1. im Fall eines unbegleiteten Minderjährigen (§ 2 Abs. 1 Z 17) zur Wahrung des Kindeswohls, oder

2. zur Aufrechterhaltung des Privat- und Familienlebens im Sinne des Art. 8 EMRK (§ 11 Abs. 3).

Die Stellung eines solchen Antrages ist nur bis zur Erlassung des Bescheides zulässig. Über diesen Umstand ist der Drittstaatsangehörige zu belehren; § 13 Abs. 3 AVG gilt.

(6) ..."

7 Zur Frage, ob die Verpflichtung des Nachweises von Deutschkenntnissen eine neue Beschränkung darstellt, wird auf die ständige Rechtsprechung des Verwaltungsgerichtshofes hingewiesen, wonach die Stillhalteklausel des Art. 13 ARB 1/80 der Anwendung von neuen Beschränkungen wie etwa eines neu eingeführten Erfordernisses des Nachweises von Deutschkenntnissen für die Ermöglichung des Familiennachzuges für Ehegatten von in Österreich lebenden türkischen Staatsangehörigen entgegensteht (vgl. etwa VwGH 18.4.2018, Ra 2018/22/0004; 24.3.2015, Ro 2014/09/0057).

Der Revisionswerber führt selbst aus, dass das Erfordernis zum Nachweis von Sprachkenntnissen in Österreich erstmals durch das Fremdenrechtsänderungsgesetz 2011 - somit nach Inkrafttreten des ARB 1/80 mit Beitritt Österreichs zur Europäischen Union am 1. Jänner 1995 - eingeführt wurde und somit eine neue Bestimmung darstellt.

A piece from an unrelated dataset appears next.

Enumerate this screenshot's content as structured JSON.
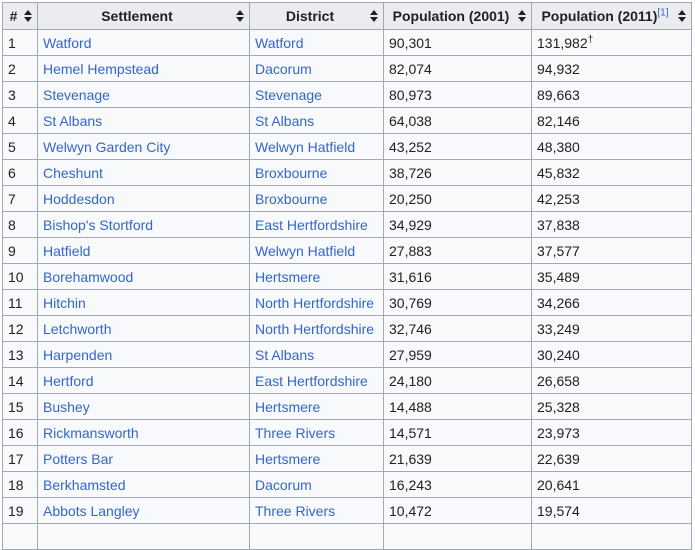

Dass eine neue Bestimmung (Nachweis einfacher Kenntnisse der Amtssprache vor Einreise in den Mitgliedstaat), die eine Familienzusammenführung erschwert, indem sie die Voraussetzungen für eine erstmalige Aufnahme der Ehegatten türkischer Staatsangehöriger im Hoheitsgebiet des betreffenden Mitgliedstaats im Vergleich zu denjenigen verschärft, die galten, als das Zusatzprotokoll in Kraft trat, auch eine "neue Beschränkung" der Ausübung der Niederlassungsfreiheit durch diese türkischen Staatsangehörigen im Sinn von Art. 41 Abs. 1 des Zusatzprotokolls zum Assoziierungsabkommen (diesem kommt dieselbe Wirkung wie der Stillhalteklausel des Art. 13 ARB 1/80 zu) darstellt, brachte der EuGH im Urteil C-138/13 , Dogan, in Rn. 36 deutlich zum Ausdruck.

8 Es trifft zwar zu, dass eine Beschränkung, mit der bezweckt oder bewirkt wird, die Ausübung der Freizügigkeit der Arbeitnehmer im Inland durch einen türkischen Staatsangehörigen strengeren Voraussetzungen zu unterwerfen als denen, die zum Zeitpunkt des Inkrafttretens des ARB 1/80 galten, nicht generell unzulässig ist. Zulässig ist eine solche "neue Beschränkung" aus Gründen der öffentlichen Ordnung, Sicherheit und Gesundheit (Art. 14 ARB 1/80), oder wenn sie durch einen zwingenden Grund des Allgemeininteresses gerechtfertigt sowie geeignet ist, die Verwirklichung des verfolgten legitimen Ziels zu gewährleisten, und nicht über das zu dessen Erreichung Erforderliche hinausgeht (vgl. EuGH 7.8.2018, C-123/17 , Yön, Rn. 72, mit weiteren Hinweisen auf die Rechtsprechung des EuGH).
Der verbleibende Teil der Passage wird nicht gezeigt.